WHEN I think about that part of the book -- the little metaphor I took from a few years of obsession with wrestling, as well the example given in a writing course with a brilliant professor I had, and how I learned everything I could about the history of wrestling, the moves, the sequencing of the stories the wrestlers told in their matches, (you might still be able to find where, in 2001(?), Dave Meltzer, the most famous American pro wrestling and MMA journalist, published my advice to Vince McMahon on how to properly book storylines!)  I was down with the wrestling.  To me it was American storytelling as any theater, carnival, comic book, or rock song, (Elizabethan theatre impresarios booked bear vs dog fights on the off-days between Shakespeare shows, storytelling's all high/low isn't it?).  This good bit, the wrestling father/son bit, might have been eighty pages out of the monolith.  The part that wasn't bad.  The part I remember liking.  Not as in, (again personality disassociation), I like me for writing something, but I liked IT -- and as I liked it, I'd rather not be reminded now that I wasn't good enough to build a proper story around it -- one that could have survived in the world.  I didn't have the skills.  You have to live with something like that.  At the time I wrote it, 2003, I worked unloading books off trucks, around no one I knew, in a place that was foreign to me; everyday I'd stare at novels, literally I unloaded thousands of novels -- talk about juice for late-night writing sessions.  Now I work with my family, and so a thing like this story, about parents and children, while seeming dead, comes up now unexpectedly; in this I know I will live with this particular failure a long time -- that I killed myself for eight months, and the result of the effort was deformed, and had to be hidden.  When I post something like, Here's a story, and this story is the greatest story, I'm being about as honest as Batman pretending to be a dull spoiled rich kid. It's a scheme to get someone to read it, and if someone says, What was he talking about?, that wasn't that good, I'm at peace with that; I'll mortgage a personality to get the story some life.  Why not?  You can't hate them as much as I do.  There's some mettle; a little extra skin.  Maybe that's the Why.
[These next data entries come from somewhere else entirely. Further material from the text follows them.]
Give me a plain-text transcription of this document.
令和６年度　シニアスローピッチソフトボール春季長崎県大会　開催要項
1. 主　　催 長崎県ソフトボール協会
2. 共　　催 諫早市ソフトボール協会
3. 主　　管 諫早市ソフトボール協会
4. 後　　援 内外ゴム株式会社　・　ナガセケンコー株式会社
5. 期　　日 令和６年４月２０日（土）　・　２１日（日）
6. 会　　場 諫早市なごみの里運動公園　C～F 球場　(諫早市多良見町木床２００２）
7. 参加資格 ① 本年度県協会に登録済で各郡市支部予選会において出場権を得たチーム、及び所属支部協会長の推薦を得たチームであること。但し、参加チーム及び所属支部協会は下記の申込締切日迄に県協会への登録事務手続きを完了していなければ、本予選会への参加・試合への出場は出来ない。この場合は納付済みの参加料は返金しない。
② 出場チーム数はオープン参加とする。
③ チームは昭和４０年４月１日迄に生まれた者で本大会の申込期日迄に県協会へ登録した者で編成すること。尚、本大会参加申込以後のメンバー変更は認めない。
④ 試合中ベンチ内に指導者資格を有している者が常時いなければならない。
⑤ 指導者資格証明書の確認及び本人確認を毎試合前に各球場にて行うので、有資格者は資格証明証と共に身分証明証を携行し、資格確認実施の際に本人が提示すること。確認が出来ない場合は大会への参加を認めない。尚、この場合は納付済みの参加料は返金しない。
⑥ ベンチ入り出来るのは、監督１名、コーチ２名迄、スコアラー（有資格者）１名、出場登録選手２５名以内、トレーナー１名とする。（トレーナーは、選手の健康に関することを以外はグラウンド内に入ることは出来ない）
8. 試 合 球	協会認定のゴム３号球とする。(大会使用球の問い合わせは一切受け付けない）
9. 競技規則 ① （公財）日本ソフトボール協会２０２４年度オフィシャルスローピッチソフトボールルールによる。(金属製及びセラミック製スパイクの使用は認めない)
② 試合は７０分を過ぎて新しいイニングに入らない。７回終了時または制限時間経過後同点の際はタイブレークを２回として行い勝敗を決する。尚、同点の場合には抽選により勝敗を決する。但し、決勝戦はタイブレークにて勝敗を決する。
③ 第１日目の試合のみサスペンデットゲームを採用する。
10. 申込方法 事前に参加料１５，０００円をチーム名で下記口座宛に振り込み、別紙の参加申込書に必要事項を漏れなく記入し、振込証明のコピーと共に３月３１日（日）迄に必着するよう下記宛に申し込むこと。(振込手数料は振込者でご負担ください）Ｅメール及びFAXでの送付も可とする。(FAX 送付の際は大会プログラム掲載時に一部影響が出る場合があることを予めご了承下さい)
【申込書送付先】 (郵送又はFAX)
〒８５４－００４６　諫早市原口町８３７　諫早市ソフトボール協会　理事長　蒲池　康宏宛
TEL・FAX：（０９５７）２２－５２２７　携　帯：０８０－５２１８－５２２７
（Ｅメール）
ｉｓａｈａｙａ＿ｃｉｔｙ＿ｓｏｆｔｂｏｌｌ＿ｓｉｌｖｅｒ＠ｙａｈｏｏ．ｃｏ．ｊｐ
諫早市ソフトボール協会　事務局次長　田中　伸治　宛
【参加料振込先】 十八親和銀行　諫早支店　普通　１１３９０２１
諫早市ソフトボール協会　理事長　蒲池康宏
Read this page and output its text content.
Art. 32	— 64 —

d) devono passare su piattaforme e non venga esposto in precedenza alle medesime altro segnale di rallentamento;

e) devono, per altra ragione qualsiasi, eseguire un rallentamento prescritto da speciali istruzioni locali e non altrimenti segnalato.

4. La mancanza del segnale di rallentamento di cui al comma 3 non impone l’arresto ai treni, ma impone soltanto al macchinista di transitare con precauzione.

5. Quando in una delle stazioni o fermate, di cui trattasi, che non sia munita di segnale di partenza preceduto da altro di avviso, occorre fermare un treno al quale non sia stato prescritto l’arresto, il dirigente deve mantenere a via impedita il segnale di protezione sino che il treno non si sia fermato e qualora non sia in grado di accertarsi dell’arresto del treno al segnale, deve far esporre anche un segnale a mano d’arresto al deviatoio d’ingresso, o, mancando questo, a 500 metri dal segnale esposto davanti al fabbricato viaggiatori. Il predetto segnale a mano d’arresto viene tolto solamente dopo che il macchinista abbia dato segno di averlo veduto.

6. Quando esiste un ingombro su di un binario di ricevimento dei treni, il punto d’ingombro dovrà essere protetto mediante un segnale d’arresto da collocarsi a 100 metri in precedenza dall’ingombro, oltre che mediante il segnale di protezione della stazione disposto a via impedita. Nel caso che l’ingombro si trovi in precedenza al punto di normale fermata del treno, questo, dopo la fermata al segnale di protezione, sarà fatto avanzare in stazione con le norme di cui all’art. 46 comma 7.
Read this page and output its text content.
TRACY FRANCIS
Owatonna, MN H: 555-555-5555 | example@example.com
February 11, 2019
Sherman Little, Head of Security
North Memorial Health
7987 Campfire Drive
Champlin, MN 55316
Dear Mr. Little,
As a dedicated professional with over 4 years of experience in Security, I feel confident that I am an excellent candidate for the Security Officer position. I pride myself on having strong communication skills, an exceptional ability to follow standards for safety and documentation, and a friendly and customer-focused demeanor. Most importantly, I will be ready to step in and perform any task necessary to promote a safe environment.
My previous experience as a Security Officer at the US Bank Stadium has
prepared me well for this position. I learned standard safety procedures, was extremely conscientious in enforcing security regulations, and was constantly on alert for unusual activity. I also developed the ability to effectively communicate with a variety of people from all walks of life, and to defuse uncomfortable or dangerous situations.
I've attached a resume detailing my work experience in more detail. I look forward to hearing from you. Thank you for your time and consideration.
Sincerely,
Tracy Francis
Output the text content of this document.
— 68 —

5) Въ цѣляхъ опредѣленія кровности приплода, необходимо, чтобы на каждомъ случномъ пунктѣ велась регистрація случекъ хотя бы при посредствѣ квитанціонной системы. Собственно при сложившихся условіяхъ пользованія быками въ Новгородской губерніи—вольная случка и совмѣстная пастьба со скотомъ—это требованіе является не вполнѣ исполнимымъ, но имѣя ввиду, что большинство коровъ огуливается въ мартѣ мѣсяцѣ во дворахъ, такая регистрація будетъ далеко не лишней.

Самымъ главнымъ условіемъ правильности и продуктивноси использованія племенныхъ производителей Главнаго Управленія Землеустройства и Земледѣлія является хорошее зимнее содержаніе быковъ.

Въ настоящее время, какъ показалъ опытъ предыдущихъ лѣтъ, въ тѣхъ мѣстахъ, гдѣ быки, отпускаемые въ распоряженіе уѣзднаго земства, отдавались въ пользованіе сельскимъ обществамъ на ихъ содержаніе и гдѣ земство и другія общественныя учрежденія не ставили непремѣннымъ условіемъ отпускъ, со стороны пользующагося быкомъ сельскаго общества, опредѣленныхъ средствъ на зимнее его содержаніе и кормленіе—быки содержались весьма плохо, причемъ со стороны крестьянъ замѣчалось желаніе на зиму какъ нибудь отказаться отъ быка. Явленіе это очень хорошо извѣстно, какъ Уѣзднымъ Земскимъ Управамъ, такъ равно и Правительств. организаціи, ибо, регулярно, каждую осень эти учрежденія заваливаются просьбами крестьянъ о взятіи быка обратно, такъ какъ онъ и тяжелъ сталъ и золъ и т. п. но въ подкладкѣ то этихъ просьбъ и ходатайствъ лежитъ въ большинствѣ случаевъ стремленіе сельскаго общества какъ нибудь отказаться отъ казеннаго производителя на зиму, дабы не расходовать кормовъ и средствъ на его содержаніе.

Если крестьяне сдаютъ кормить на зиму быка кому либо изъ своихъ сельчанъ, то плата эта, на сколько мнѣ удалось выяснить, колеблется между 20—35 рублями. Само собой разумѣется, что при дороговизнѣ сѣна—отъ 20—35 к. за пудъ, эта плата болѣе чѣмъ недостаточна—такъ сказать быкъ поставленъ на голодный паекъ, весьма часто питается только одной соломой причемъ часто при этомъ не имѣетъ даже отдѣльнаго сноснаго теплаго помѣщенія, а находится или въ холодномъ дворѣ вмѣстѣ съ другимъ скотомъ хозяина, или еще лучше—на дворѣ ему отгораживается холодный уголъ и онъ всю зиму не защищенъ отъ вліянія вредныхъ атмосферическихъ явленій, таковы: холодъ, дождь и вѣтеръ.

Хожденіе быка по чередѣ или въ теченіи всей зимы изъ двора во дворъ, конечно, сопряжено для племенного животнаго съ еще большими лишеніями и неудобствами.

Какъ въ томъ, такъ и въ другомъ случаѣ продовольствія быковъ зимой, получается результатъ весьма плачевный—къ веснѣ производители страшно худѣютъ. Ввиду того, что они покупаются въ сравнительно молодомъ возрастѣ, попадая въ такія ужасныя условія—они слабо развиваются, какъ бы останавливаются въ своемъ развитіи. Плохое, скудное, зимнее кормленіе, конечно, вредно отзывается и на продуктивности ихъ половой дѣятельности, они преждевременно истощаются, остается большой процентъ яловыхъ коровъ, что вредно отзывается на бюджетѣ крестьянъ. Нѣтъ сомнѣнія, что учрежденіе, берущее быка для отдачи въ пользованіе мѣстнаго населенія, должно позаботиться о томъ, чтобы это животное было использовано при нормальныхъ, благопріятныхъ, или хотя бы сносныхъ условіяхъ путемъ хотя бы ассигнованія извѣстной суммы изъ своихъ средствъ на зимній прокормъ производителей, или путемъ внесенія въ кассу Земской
IT'S tough to see a thing that reminds me of an idea I failed.  It's why I avoid things like The Wrestler.  Hell, I pretty much avoid wrestling all together save the occasional Rock movie; but once in awhile I put on the old Ric Flair tapes, and as I watch him heat up the crowd to a rage, I think about 2003.  And in a sort of good mood about it, I can tell myself why:  Because you felt you had to?  Because you improved by the work?    Was it dreams of adulation and success?  No.  Compulsion.  Like this carny in the ring, I can't help it.